Why Sound Money Is “Green” and Central Banks Aren’t
[Editor’s note: this is a special preview—for Mises Wire readers—of Europe’s Century of Crises under Dollar Hegemony: A Dialogue on the Global Tyranny of Unsound Money, a dialogue book by Brendan Brown and Philippe Simonnot newly published by Palgrave Macmillan.]
Although many central bankers have claimed the central banks are instrumental in ushering in a more green economy, a closer look suggests central banks are anything but “green.” In fact, a sound money economy might be a much more effective tool in improving the physical environment.
Philippe Simonnot:
Ecology is where statism and socialism now have their revenge on capitalism, which stands accused of responsibility for all maladies, especially the running down of our planet’s resources and degradation of climatic conditions. Let us discuss the multiple flaws in this indictment:
First, capitalism has nothing to do with these problems. Marx himself described how the “fanatical perseverance of capitalists to economize on the means of production implies that these are only consumed as economically as possible—nothing gets lost or wasted.”
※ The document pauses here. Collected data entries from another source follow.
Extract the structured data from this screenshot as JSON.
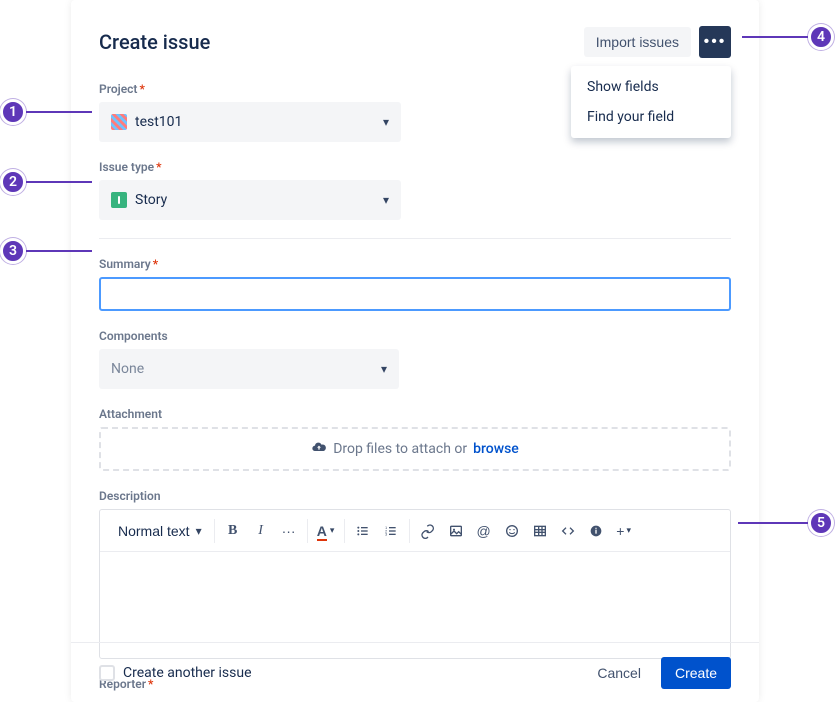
{
  "header": {
    "title": "Create issue",
    "import_label": "Import issues",
    "more_menu": {
      "show_fields": "Show fields",
      "find_field": "Find your field"
    }
  },
  "fields": {
    "project": {
      "label": "Project",
      "value": "test101"
    },
    "issue_type": {
      "label": "Issue type",
      "value": "Story"
    },
    "summary": {
      "label": "Summary",
      "value": "",
      "placeholder": "|"
    },
    "components": {
      "label": "Components",
      "value": "None"
    },
    "attachment": {
      "label": "Attachment",
      "drop_text": "Drop files to attach or",
      "browse": "browse"
    },
    "description": {
      "label": "Description"
    },
    "reporter": {
      "label": "Reporter"
    }
  },
  "toolbar": {
    "text_style": "Normal text"
  },
  "footer": {
    "create_another": "Create another issue",
    "cancel": "Cancel",
    "create": "Create"
  },
  "callouts": {
    "1": "1",
    "2": "2",
    "3": "3",
    "4": "4",
    "5": "5"
  }
}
Second, economists defending capitalism have been the pioneers of research on “externalities” and “public goods” and have proposed solutions (for example carbon pricing) which respect in principle the laws of the market and have had significant positive effects.
Third, capitalism ravaged by unsound money is a source of waste and erroneous investment spending. Capitalism underpinned by sound money, founded on the principles of the gold standard, would be better at finding solutions to problems of the environment, because such a monetary regime is anchored in a real commodity, gold, and not on fictional assets as in the present unsound money regime.
Fourth, the ecologists should be the first to defend a return to the gold standard or at least to a monetary regime respecting the same principles of reality.
Brendan Brown:
There are several ways in which unsound money impedes the “invisible hands” from guiding efficient allocation of resources in the face of environmental dangers. All of these involve the corrupting influences of monetary inflation.